Eh quoi! interrompit-elle, n'en est-ce pas assez pour une opinion qui n'est que vraisemblable? Vous seriez bien étonnée, repris-je, si je vous disais que le terme de vraisemblance est assez modeste. Est-il simplement vraisemblable qu'Alexandre ait été? Vous vous en tenez fort sûre, et sur quoi est fondée cette certitude? sur ce que vous en avez toutes les preuves que vous pouvez souhaiter en pareille matière, et qu'il ne se présente pas le moindre sujet de douter, qui suspende et qui arrête votre esprit; car du reste vous n'avez jamais vu Alexandre, et vous n'avez pas de démonstration mathématique qu'il ait dû être. Mais que direzvous, si les habitans des planètes étaient à peu près dans le même cas? On ne saurait vous les faire voir, et vous ne pouvez pas demander qu'on vous les démontre comme l'on ferait une affaire de mathématique : mais toutes les preuves qu'on peut souhaiter d'une pareille

chose, vous les avez; la ressemblance entière des planètes avec la terre qui est habitée, l'impossibilité d'imaginer aucun autre usage pour lequel elles eussent été faites, la fécondité et la magnificence de la nature, de certains égards qu'elle paraît avoir eus pour les besoins de leurs habitans, comme d'avoir donné des lunes aux planètes éloignées du soleil, et plus de lunes aux plus éloignées ; et ce qui est très important, tout est de ce côté là, et rien du tout de l'autre ; et vous ne sauriez imaginer le moindre sujet de doute, si vous ne reprenez les yeux et l'esprit du peuple. Enfin, supposé qu'ils soient, ces habitans des planètes, ils ne sauraient se déclarer par plus de marques, et par des marques plus sensibles, et après cela, c'est à vous à voir si vous ne les voulez traiter que de chose purement vraisemblable. Mais vous ne voudriez pas, reprit-elle, que cela me parût aussi certain qu'il me le paraît qu'Alexandre a été ? Non pas tout-à-fait, répondis-je; car, quoique nous ayons sur les habitans des planètes autant de preuves que nous en pouvons avoir dans la situation où nous sommes, le nombre de ces preuves n'est pourtant pas grand. Je m'en vais renoncer aux habitans des planètes, interrompit-elle; car je ne sais plus en quel rang les mettre dans mon esprit : ils ne sont pas tout-à-fait certains; ils sont plus que vraisemblables; cela m'embarrasse trop. Ah! Madame, répliquai-je, ne vous découragez pas.
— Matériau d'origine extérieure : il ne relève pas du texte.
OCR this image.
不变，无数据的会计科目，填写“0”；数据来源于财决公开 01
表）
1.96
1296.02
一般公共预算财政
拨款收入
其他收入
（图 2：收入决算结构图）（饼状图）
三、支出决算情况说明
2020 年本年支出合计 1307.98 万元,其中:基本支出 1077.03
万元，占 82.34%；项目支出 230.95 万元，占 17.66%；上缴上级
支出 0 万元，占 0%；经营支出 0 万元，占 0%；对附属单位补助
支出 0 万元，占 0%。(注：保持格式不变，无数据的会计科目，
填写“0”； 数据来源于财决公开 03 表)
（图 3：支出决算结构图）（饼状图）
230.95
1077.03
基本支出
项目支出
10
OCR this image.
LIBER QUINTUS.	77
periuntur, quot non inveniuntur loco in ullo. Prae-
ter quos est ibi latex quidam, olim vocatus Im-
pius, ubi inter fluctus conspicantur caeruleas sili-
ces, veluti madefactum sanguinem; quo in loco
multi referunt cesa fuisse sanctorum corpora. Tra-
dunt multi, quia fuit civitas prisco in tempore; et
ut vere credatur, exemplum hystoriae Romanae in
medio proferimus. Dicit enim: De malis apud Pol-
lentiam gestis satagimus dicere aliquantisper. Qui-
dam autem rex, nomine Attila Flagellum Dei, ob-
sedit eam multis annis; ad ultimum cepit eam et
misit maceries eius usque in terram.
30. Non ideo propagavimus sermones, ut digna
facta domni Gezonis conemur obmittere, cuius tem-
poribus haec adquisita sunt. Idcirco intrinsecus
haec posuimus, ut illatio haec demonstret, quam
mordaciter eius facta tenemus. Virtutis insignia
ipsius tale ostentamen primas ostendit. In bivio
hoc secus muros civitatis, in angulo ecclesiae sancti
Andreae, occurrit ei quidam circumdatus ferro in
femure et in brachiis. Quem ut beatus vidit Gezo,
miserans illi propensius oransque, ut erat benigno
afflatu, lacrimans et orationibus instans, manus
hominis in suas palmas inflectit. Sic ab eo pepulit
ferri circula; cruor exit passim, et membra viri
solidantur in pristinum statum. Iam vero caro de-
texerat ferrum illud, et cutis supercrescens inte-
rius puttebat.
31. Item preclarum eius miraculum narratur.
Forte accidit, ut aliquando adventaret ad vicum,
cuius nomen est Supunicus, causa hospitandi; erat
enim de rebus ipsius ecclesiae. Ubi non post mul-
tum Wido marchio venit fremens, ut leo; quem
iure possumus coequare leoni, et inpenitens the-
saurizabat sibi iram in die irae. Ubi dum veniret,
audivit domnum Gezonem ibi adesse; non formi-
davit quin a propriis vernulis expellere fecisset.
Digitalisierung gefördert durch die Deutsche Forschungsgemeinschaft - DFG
Les horloges les plus communes et les plus grossières marquent les heures ; il n'y a que celles qui sont travaillées avec plus d'art qui marquent les minutes. De même les esprits ordinaires sentent bien la différence d'une simple vraisemblance à une certitude entière; mais il n'y a que les esprits fins qui

sentent le plus ou le moins de certitude ou de vraisemblance, et qui en marquent, pour ainsi dire, les minutes par leur sentiment. Placez les habitans des planètes un peu au-dessous d'Alexandre, mais au-dessus de je ne sais combien de points d'histoire qui ne sont pas tout-à-fait prouvés : je crois qu'ils seront bien là. J'aime l'ordre, dit-elle, et vous me faites plaisir d'arranger mes idées; mais pourquoi n'avez-vous pas déjà pris ce soin là? Parce que, quand vous croirez les habitans des planètes un peu plus ou un peu moins qu'ils ne méritent, il n'y aura pas grand mal, répondis-je. Je suis sûr que vous ne croyez pas le mouvement de la terre autant qu'il devrait être cru; en êtes-vous beaucoup à plaindre? Oh! pour cela, reprit-elle, j'en fais bien mon devoir, vous n'avez rien à me reprocher; je crois fermement que la terre tourne. Je ne vous ai pourtant pas dit la meilleure raison qui le prouve, répliquai-je. Ah! s'écria-telle, c'est une trahison de m'avoir fait croire les choses avec de faibles preuves. Vous ne me jugiez donc pas digne de croire sur de bonnes raisons? Je ne vous prouvais les choses, répondis-je, qu'avec de petits raisonnemens doux, et accommodés à votre usage; en eussé-je employé d'aussi solides et d'aussi robustes, que si j'avais eu à attaquer un docteur? Oui, dit-elle ; prenez-moi présentement pour un docteur, et. voyons cette nouvelle preuve du mouvement de la terre.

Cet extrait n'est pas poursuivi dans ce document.